Monday, March 2, 2015

Patience Grasshopper



Anyone who knows anything about me or has seen any of my social media knows that I am constantly on a search to better myself.  My children would probably tell you that I am NOT doing a good job with it.  I am inclined to agree with them.  As much as I try to better myself as a person, I know there is ONE thing that I cannot seem to get under control. That thing is my reaction to any and all stress factors.  And in that reaction usually comes my mouth.  I need a lot of work on my mouth.  I am very, very guilty of snap reactions and I can promise that no one could ever accuse me of being patient. I am not a patient person.  This, unfortunately, is reflected in my everyday life and my relationships with people, though I am considerably more patient with my friends than I am with my family.  I struggle with this greatly.  As I get more involved in my church and on a better path in a lot of other ways, this is one path I can’t seem to stay on.  Believe it or not, I work very hard to try and control this and the guilt is something I feel every single day.  I am very good at justifying my behavior, even when I know I am doing it. Well the kid has now been told 8 times to do something and hasn’t done it.  I just wanted this one little thing to get done and it hasn’t been.  I’m sick of listening to his or her excuses.  They just aren’t moving fast enough (most often in the morning, trying to get out the door).
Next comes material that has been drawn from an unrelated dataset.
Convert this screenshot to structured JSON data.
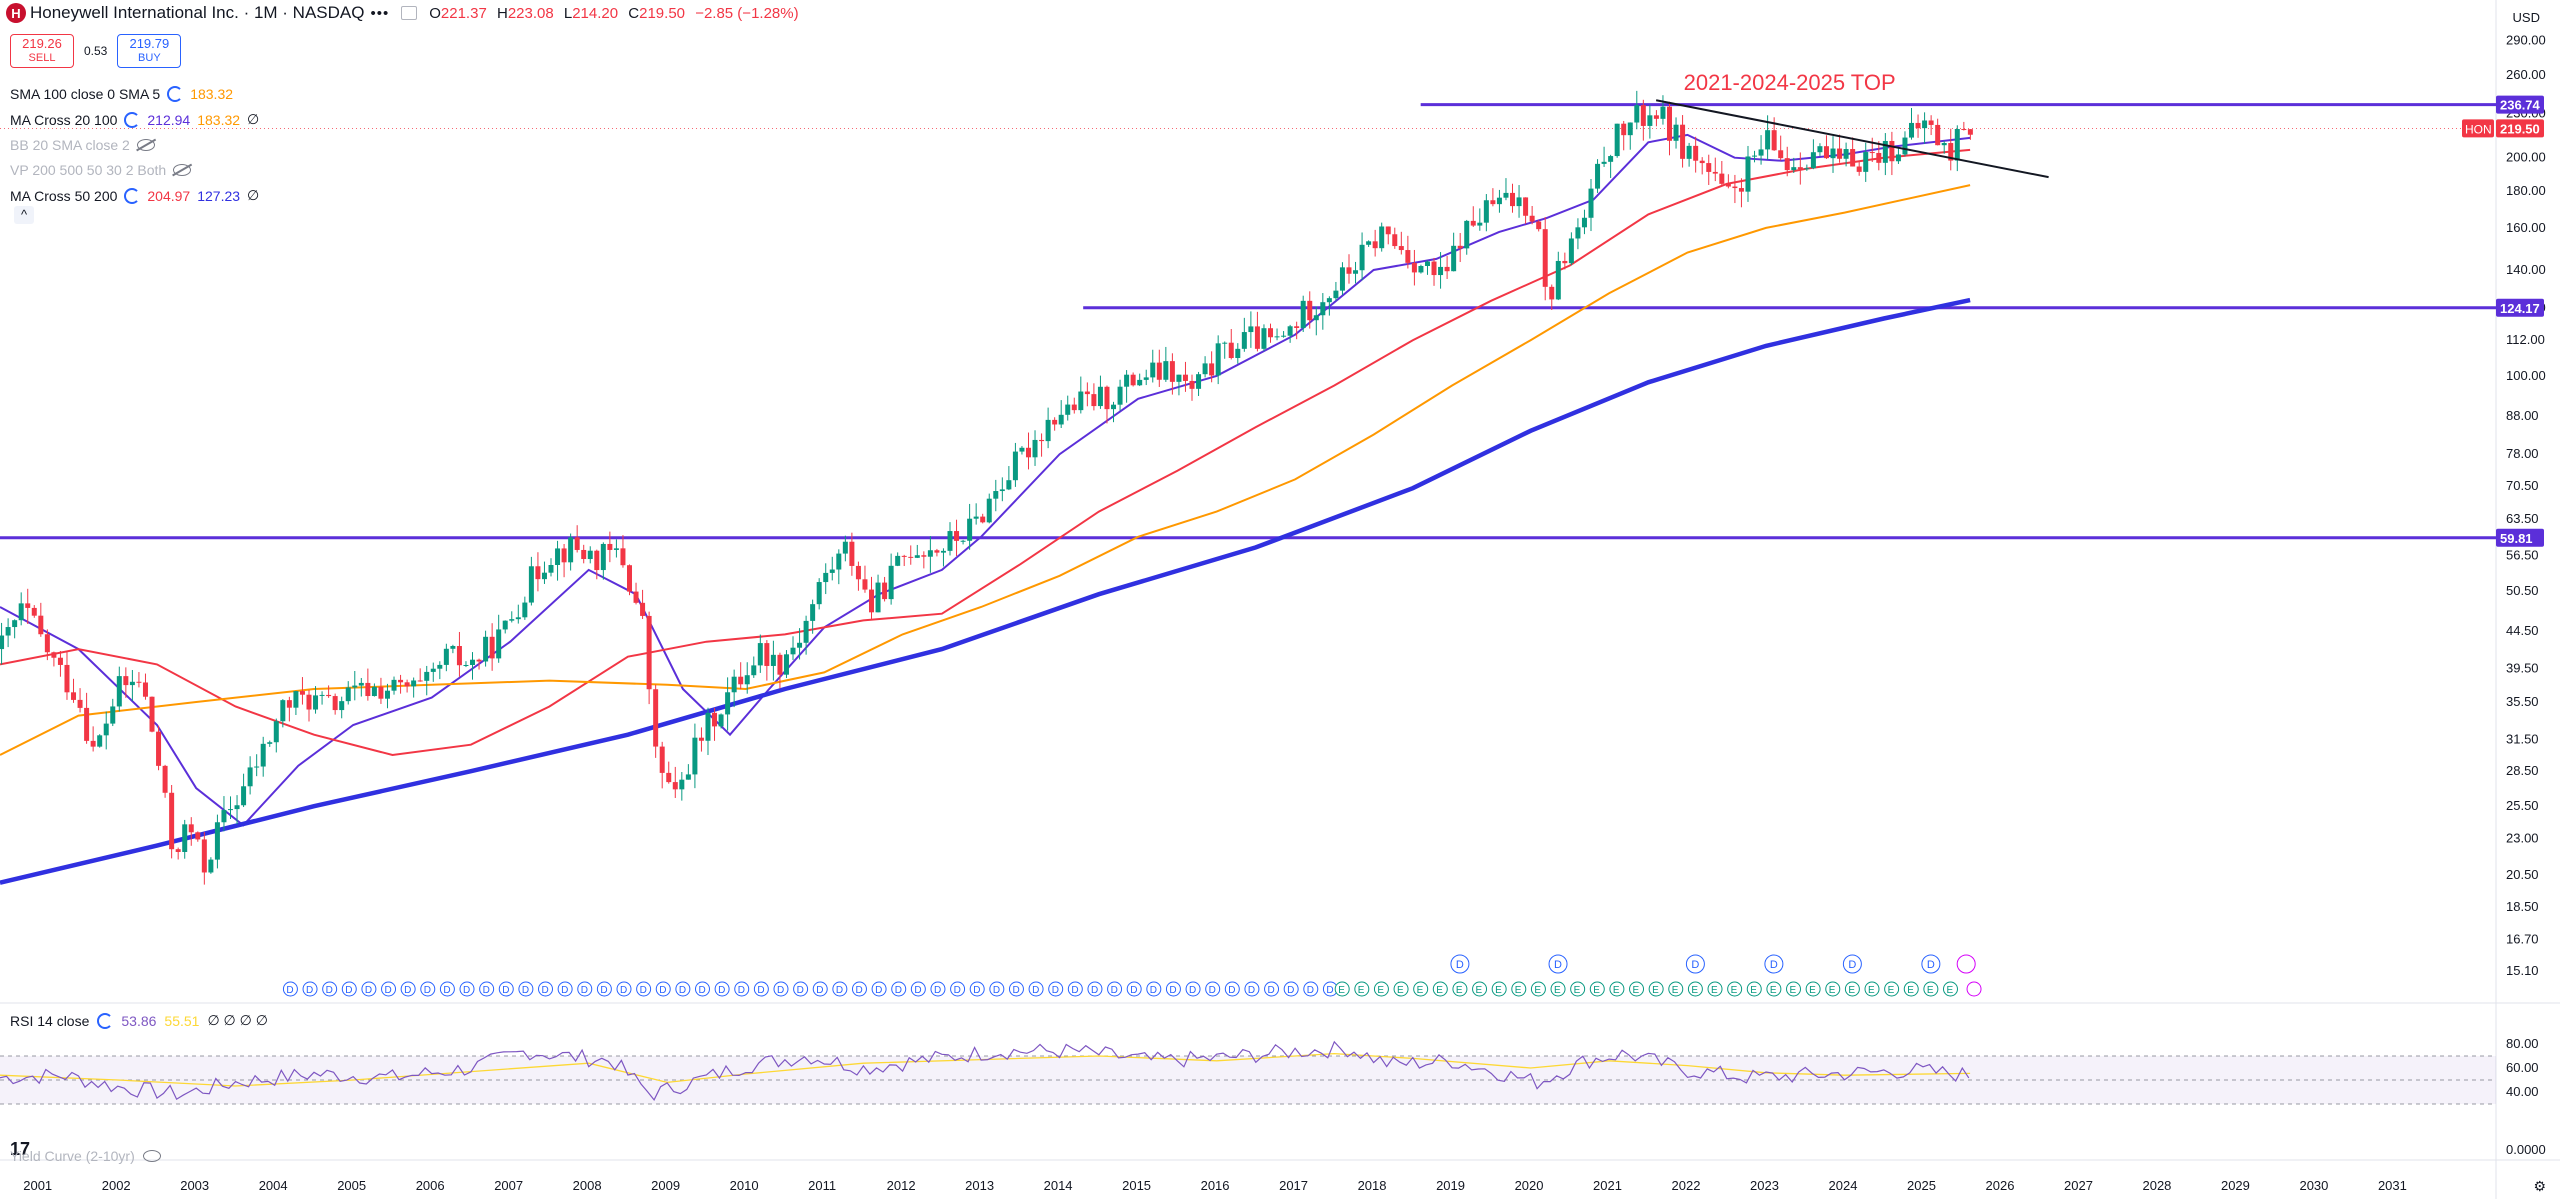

Patience is a daily struggle. I’ve been tested on it many times and came out with my sanity somewhat intact, so I guess I consider that a win, but it isn’t necessarily a victory.  I have a poster on my wall of the Great Wall of China and under it is the quote by Lao-tzu “The journey of a thousand miles begins with a single step.”  I know that, better than a lot of people.  My weight loss journey, for example, is certainly a thousand miles. I’m only a little more than half way there and it’s already taken me several years.  Believe me when I say that my impatience has to be violently shoved back down my throat when I meet people who lost twice as much in just a matter of months.  How unfair is that!  But it’s not. It’s not unfair.  Maybe those people were blessed with rapid weight loss, but maybe they don’t have a big (could be beautiful) house like I do or maybe those people were blessed with unexpected money but they don’t have the kind of friends that I have.  Everyone has a story and that is something I do remind myself of when patience takes a hike.  I guess I have improved my patience a little then (who knew!), because years ago I certainly didn’t care about another person’s story.  But overall, my patience is something I seek to change daily.  So be patient with me (the hypocrite) as I try to work on that, and don’t be afraid to give me little nudges to let me know when I am overreacting. I can’t promise that I won’t overreact then to your nudge, but I CAN promise that it will give me food for thought later on.